Porque cuando un país como China acumula oro mientras reduce su exposición al dólar, lo que está haciendo es mandar un mensaje al resto del mundo: que ya no dependen tanto del sistema financiero occidental.
¿Y los inversores? También quieren su parte
Por el lado de los inversores privados, la cosa no se queda atrás. Según Wolf, todavía hay mucho margen para que el oro crezca dentro de las carteras globales. Muchos operadores están adoptando estrategias de trading por posición, apostando por movimientos de largo plazo más que por la especulación diaria, ya que el contexto sigue favoreciendo al metal dorado frente a otros activos. Hoy, en promedio, representa apenas un pequeño porcentaje del portafolio de los grandes fondos, y si solo una parte decidiera subir su exposición al metal dorado, el efecto en los precios sería inmediato. Esa demanda adicional, sumada a una oferta que no logra mantenerse al ritmo, genera un combo ideal para que los precios sigan su camino ascendente.
HSBC también se sube a la ola alcista
En la misma línea, HSBC también prevé que el oro alcance los 5.000 dólares la onza en 2026, aunque su análisis añade matices.
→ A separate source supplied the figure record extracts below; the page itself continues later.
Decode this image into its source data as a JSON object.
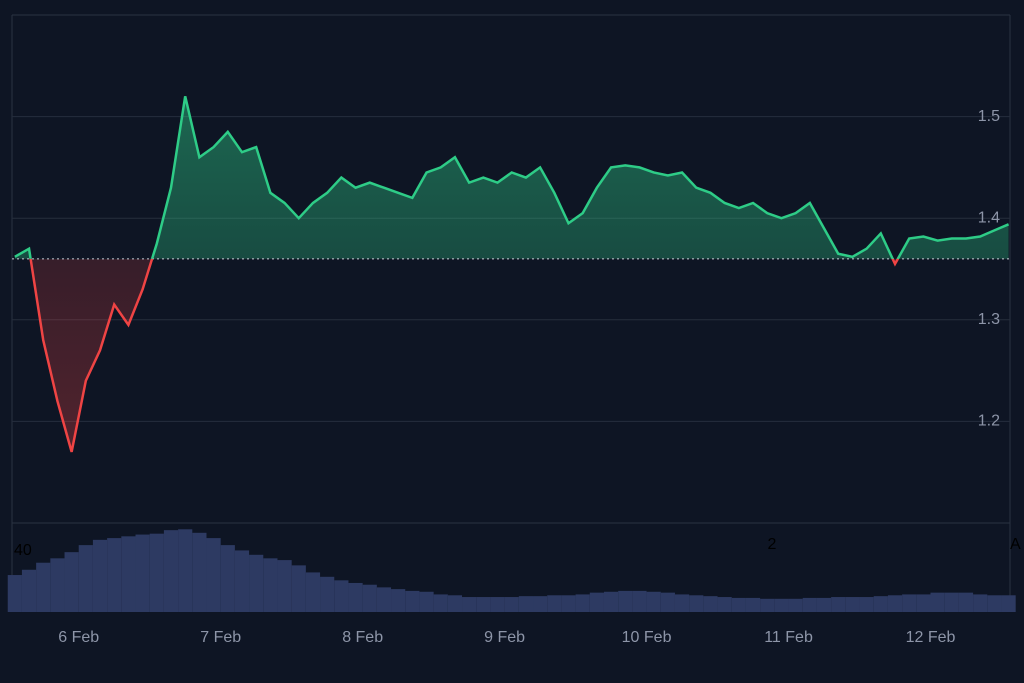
{
  "chart_data": {
    "type": "baseline",
    "x": [
      5.55,
      5.65,
      5.75,
      5.85,
      5.95,
      6.05,
      6.15,
      6.25,
      6.35,
      6.45,
      6.55,
      6.65,
      6.75,
      6.85,
      6.95,
      7.05,
      7.15,
      7.25,
      7.35,
      7.45,
      7.55,
      7.65,
      7.75,
      7.85,
      7.95,
      8.05,
      8.15,
      8.25,
      8.35,
      8.45,
      8.55,
      8.65,
      8.75,
      8.85,
      8.95,
      9.05,
      9.15,
      9.25,
      9.35,
      9.45,
      9.55,
      9.65,
      9.75,
      9.85,
      9.95,
      10.05,
      10.15,
      10.25,
      10.35,
      10.45,
      10.55,
      10.65,
      10.75,
      10.85,
      10.95,
      11.05,
      11.15,
      11.25,
      11.35,
      11.45,
      11.55,
      11.65,
      11.75,
      11.85,
      11.95,
      12.05,
      12.15,
      12.25,
      12.35,
      12.45,
      12.55
    ],
    "values": [
      1.362,
      1.37,
      1.28,
      1.22,
      1.17,
      1.24,
      1.27,
      1.315,
      1.295,
      1.33,
      1.375,
      1.43,
      1.52,
      1.46,
      1.47,
      1.485,
      1.465,
      1.47,
      1.425,
      1.415,
      1.4,
      1.415,
      1.425,
      1.44,
      1.43,
      1.435,
      1.43,
      1.425,
      1.42,
      1.445,
      1.45,
      1.46,
      1.435,
      1.44,
      1.435,
      1.445,
      1.44,
      1.45,
      1.425,
      1.395,
      1.405,
      1.43,
      1.45,
      1.452,
      1.45,
      1.445,
      1.442,
      1.445,
      1.43,
      1.425,
      1.415,
      1.41,
      1.415,
      1.405,
      1.4,
      1.405,
      1.415,
      1.39,
      1.365,
      1.362,
      1.37,
      1.385,
      1.355,
      1.38,
      1.382,
      1.378,
      1.38,
      1.38,
      1.382,
      1.388,
      1.394
    ],
    "baseline": 1.36,
    "up_color": "#2ecc87",
    "down_color": "#ef4444",
    "xlim": [
      5.53,
      12.56
    ],
    "xticks": [
      {
        "value": 6,
        "label": "6 Feb"
      },
      {
        "value": 7,
        "label": "7 Feb"
      },
      {
        "value": 8,
        "label": "8 Feb"
      },
      {
        "value": 9,
        "label": "9 Feb"
      },
      {
        "value": 10,
        "label": "10 Feb"
      },
      {
        "value": 11,
        "label": "11 Feb"
      },
      {
        "value": 12,
        "label": "12 Feb"
      }
    ],
    "ylim": [
      1.1,
      1.6
    ],
    "yticks": [
      1.2,
      1.3,
      1.4,
      1.5
    ],
    "grid": true,
    "volume": {
      "color": "#2d3a62",
      "ylim": [
        0,
        100
      ],
      "values": [
        42,
        48,
        56,
        61,
        68,
        76,
        82,
        84,
        86,
        88,
        89,
        93,
        94,
        90,
        84,
        76,
        70,
        65,
        61,
        59,
        53,
        45,
        40,
        36,
        33,
        31,
        28,
        26,
        24,
        23,
        20,
        19,
        17,
        17,
        17,
        17,
        18,
        18,
        19,
        19,
        20,
        22,
        23,
        24,
        24,
        23,
        22,
        20,
        19,
        18,
        17,
        16,
        16,
        15,
        15,
        15,
        16,
        16,
        17,
        17,
        17,
        18,
        19,
        20,
        20,
        22,
        22,
        22,
        20,
        19,
        19
      ]
    },
    "annotations": [
      "40",
      "2",
      "A"
    ]
  }
}
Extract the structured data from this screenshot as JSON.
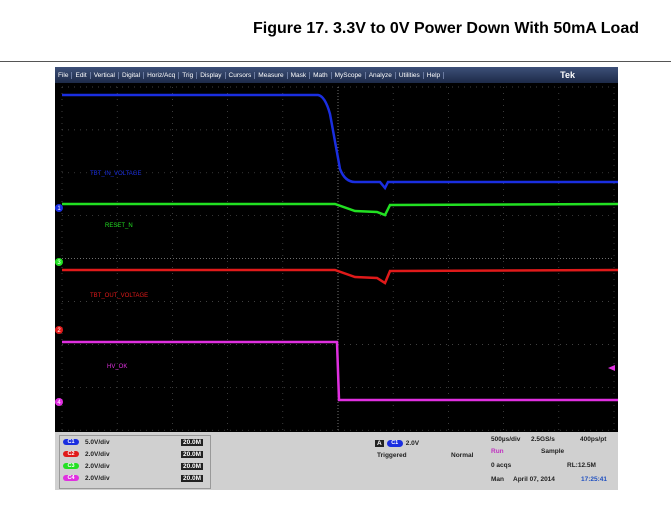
{
  "header": {
    "title": "Figure 17. 3.3V to 0V Power Down With 50mA Load"
  },
  "menu": {
    "items": [
      "File",
      "Edit",
      "Vertical",
      "Digital",
      "Horiz/Acq",
      "Trig",
      "Display",
      "Cursors",
      "Measure",
      "Mask",
      "Math",
      "MyScope",
      "Analyze",
      "Utilities",
      "Help"
    ],
    "brand": "Tek"
  },
  "screen": {
    "traces": [
      {
        "label": "TBT_IN_VOLTAGE",
        "marker": "1",
        "color": "#1a2ee0"
      },
      {
        "label": "RESET_N",
        "marker": "3",
        "color": "#22e022"
      },
      {
        "label": "TBT_OUT_VOLTAGE",
        "marker": "2",
        "color": "#e01a1a"
      },
      {
        "label": "HV_OK",
        "marker": "4",
        "color": "#e030e0"
      }
    ]
  },
  "status": {
    "channels": [
      {
        "name": "C1",
        "scale": "5.0V/div",
        "bandwidth": "20.0M"
      },
      {
        "name": "C2",
        "scale": "2.0V/div",
        "bandwidth": "20.0M"
      },
      {
        "name": "C3",
        "scale": "2.0V/div",
        "bandwidth": "20.0M"
      },
      {
        "name": "C4",
        "scale": "2.0V/div",
        "bandwidth": "20.0M"
      }
    ],
    "trigger": {
      "label": "A",
      "source": "C1",
      "level": "2.0V",
      "state": "Triggered",
      "mode": "Normal"
    },
    "acquisition": {
      "timebase": "500µs/div",
      "sample_rate": "2.5GS/s",
      "resolution": "400ps/pt",
      "run": "Run",
      "mode": "Sample",
      "acqs": "0 acqs",
      "record_length": "RL:12.5M",
      "time_mode": "Man",
      "date": "April 07, 2014",
      "time": "17:25:41"
    }
  }
}
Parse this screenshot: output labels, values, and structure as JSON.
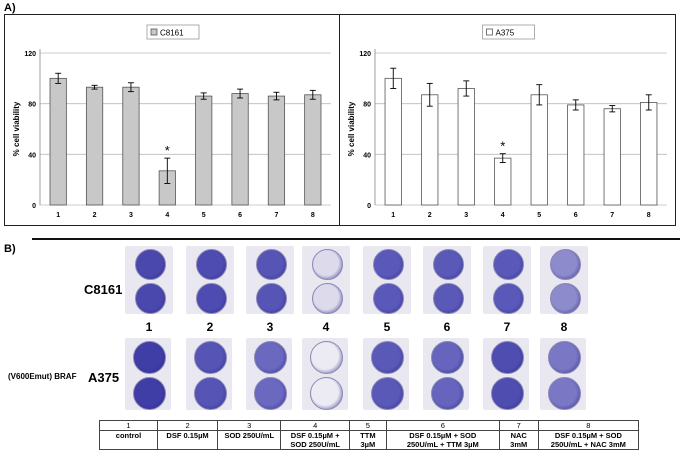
{
  "panel_a_label": "A)",
  "panel_b_label": "B)",
  "chart_data": [
    {
      "type": "bar",
      "legend": "C8161",
      "ylabel": "% cell viability",
      "categories": [
        "1",
        "2",
        "3",
        "4",
        "5",
        "6",
        "7",
        "8"
      ],
      "values": [
        100,
        93,
        93,
        27,
        86,
        88,
        86,
        87
      ],
      "errors": [
        4,
        1.5,
        3.5,
        10,
        2.5,
        3.5,
        3,
        3.5
      ],
      "ylim": [
        0,
        120
      ],
      "yticks": [
        "0",
        "40",
        "80",
        "120"
      ],
      "significance": {
        "index": 3,
        "label": "*"
      },
      "bar_color": "#c8c8c8"
    },
    {
      "type": "bar",
      "legend": "A375",
      "ylabel": "% cell viability",
      "categories": [
        "1",
        "2",
        "3",
        "4",
        "5",
        "6",
        "7",
        "8"
      ],
      "values": [
        100,
        87,
        92,
        37,
        87,
        79,
        76,
        81
      ],
      "errors": [
        8,
        9,
        6,
        3.5,
        8,
        4,
        2.5,
        6
      ],
      "ylim": [
        0,
        120
      ],
      "yticks": [
        "0",
        "40",
        "80",
        "120"
      ],
      "significance": {
        "index": 3,
        "label": "*"
      },
      "bar_color": "#ffffff"
    }
  ],
  "row_c8161": "C8161",
  "row_a375": "A375",
  "row_a375_prefix": "(V600Emut) BRAF",
  "lane_numbers": [
    "1",
    "2",
    "3",
    "4",
    "5",
    "6",
    "7",
    "8"
  ],
  "condition_table": {
    "numbers": [
      "1",
      "2",
      "3",
      "4",
      "5",
      "6",
      "7",
      "8"
    ],
    "line1": [
      "control",
      "DSF 0.15µM",
      "SOD 250U/mL",
      "DSF 0.15µM +",
      "TTM",
      "DSF 0.15µM + SOD",
      "NAC",
      "DSF 0.15µM + SOD"
    ],
    "line2": [
      "",
      "",
      "",
      "SOD 250U/mL",
      "3µM",
      "250U/mL + TTM 3µM",
      "3mM",
      "250U/mL + NAC 3mM"
    ]
  },
  "colors": {
    "stain_dark": "#3b3aa0",
    "stain_mid": "#5a58b8",
    "stain_light": "#a9a7d6",
    "plate_bg": "#e9e8f0"
  }
}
Para ellos, el ciclo de alzas estará impulsado por la compra de bancos centrales, pero también por los riesgos geopolíticos cada vez más intensos, el aumento de la deuda pública en economías desarrolladas y el debilitamiento sostenido del dólar.
demás, apuntan que, a diferencia de otros picos históricos donde el mercado se infló para luego desmoronarse, esta vez los nuevos actores podrían permanecer más tiempo. Ven el oro como una herramienta de diversificación estable, no como una apuesta de corto plazo.
El “efecto oro” y su impacto local
Este boom dorado ya empieza a sentirse en varios frentes. En países con fuerte tradición minera, las inversiones en exploración y explotación están aumentando, impulsadas por las expectativas de precios más altos y una demanda estable por parte de los bancos centrales. En regiones de Asia, África y América Latina, los proyectos auríferos se reactivan, generando empleo, atrayendo capital extranjero y revitalizando cadenas productivas vinculadas a la minería.
Un repunte sostenido en el precio del oro podría significar más puestos de trabajo, mayores ingresos fiscales y una mayor participación de las economías emergentes en el comercio mundial de metales preciosos. A nivel global, también impulsa la innovación tecnológica en exploración, procesamiento y reciclaje, sectores que ganan relevancia cuando los precios alcanzan niveles históricos.
Un equilibrio frágil
Aun así, el escenario no está libre de riesgos. Algunos analistas advierten que un cambio brusco en la política monetaria de la Reserva Federal, una desaceleración en las compras de los bancos centrales o un aumento repentino en la oferta de oro reciclado podrían frenar el rally. Además, si la inflación comienza a moderarse más rápido de lo previsto o los conflictos geopolíticos se reducen, los inversores podrían optar por activos con mayor rendimiento a corto plazo.
El oro como termómetro de un mundo inquieto
En definitiva, lo que estamos viendo con el oro es un reflejo de un mundo que busca certezas, que se replantea su forma de ahorrar, invertir y protegerse. Que los bancos centrales estén comprando a un ritmo récord, que los fondos empiecen a rediseñar sus estrategias y que las economías mineras se reactiven son señales de un cambio estructural que va más allá del corto plazo.
Y si bien nadie puede garantizar que el oro llegará a los 5.300 dólares por onza, lo que sí parece cada vez más claro es que su protagonismo está de regreso, y esta vez, para quedarse un buen rato.